Kelly found herself speaking slower and slower by the end of this statement because she couldn’t help noticing that the ambassadors were all regarding her with a mixture of puzzlement and horror. Fortunately, the Gem caterers chose this instant to enter from the kitchen, and the smell of the specialty desserts Donna had ordered for all of the species present wafted over the conference table. Any incipient move to call for an early recess to the meeting was nipped in the bud.
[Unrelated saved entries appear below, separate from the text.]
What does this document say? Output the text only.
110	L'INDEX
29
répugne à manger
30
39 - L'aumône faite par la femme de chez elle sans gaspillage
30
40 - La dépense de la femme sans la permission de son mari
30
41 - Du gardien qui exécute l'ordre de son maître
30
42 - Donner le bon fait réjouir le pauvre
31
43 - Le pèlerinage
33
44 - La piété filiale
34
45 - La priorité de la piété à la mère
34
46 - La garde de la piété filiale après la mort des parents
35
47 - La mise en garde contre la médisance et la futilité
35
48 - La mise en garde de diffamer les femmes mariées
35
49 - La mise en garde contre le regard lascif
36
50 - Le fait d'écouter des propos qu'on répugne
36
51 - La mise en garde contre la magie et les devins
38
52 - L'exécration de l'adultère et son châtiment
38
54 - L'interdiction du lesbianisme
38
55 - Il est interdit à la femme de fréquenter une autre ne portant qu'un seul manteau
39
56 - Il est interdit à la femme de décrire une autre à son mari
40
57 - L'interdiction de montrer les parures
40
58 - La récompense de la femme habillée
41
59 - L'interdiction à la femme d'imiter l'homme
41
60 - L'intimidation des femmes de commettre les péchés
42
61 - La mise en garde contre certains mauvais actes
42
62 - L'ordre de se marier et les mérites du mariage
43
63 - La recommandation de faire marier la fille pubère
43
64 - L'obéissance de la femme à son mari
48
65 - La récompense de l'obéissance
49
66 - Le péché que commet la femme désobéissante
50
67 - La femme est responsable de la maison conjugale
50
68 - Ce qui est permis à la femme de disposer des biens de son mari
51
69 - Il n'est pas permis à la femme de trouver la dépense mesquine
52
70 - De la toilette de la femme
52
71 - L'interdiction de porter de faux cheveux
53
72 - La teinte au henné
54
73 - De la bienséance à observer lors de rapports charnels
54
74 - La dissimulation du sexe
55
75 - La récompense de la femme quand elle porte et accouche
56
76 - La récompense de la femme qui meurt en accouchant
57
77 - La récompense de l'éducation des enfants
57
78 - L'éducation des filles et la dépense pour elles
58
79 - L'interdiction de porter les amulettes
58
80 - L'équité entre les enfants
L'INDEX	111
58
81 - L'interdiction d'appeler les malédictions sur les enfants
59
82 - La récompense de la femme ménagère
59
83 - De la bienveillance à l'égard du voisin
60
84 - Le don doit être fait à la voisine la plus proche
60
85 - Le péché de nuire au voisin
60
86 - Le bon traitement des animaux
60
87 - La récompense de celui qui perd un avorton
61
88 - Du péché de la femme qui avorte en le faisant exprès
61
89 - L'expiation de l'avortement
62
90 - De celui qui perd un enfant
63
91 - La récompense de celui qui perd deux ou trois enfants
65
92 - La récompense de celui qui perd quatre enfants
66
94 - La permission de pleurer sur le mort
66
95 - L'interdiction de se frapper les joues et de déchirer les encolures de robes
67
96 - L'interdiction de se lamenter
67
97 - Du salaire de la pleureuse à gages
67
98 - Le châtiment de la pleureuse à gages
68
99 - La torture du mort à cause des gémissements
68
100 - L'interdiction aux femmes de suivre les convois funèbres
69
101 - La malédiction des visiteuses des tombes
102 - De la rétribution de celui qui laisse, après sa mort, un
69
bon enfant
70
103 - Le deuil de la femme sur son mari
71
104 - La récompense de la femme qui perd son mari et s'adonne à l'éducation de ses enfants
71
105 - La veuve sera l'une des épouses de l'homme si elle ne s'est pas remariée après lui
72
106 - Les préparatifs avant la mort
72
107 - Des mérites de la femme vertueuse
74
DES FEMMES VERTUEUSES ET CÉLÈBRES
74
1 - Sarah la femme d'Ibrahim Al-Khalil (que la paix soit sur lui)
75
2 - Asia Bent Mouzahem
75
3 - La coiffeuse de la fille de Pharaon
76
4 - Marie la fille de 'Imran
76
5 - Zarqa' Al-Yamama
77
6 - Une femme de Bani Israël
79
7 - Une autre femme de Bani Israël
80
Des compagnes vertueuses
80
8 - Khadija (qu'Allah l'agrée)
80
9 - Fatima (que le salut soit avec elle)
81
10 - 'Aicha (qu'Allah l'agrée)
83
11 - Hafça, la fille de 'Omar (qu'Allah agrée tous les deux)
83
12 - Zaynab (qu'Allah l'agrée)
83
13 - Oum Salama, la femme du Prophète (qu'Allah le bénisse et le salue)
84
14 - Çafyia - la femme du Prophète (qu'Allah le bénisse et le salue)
Ten minutes later, the Verlock was the sole ambassador who hadn’t cleaned his plate, and that was only because he was such a slow eater. The other ambassadors were enjoying their beverages and relaxing in their species-specific chairs, and the gentle rise and fall of the giant bunny’s chest made Kelly suspect that the Grenouthian ambassador had dozed off with his eyes open. Just when she was about to ask if anybody had new business for the committee, Donna entered from the reception area, leading a tall stranger.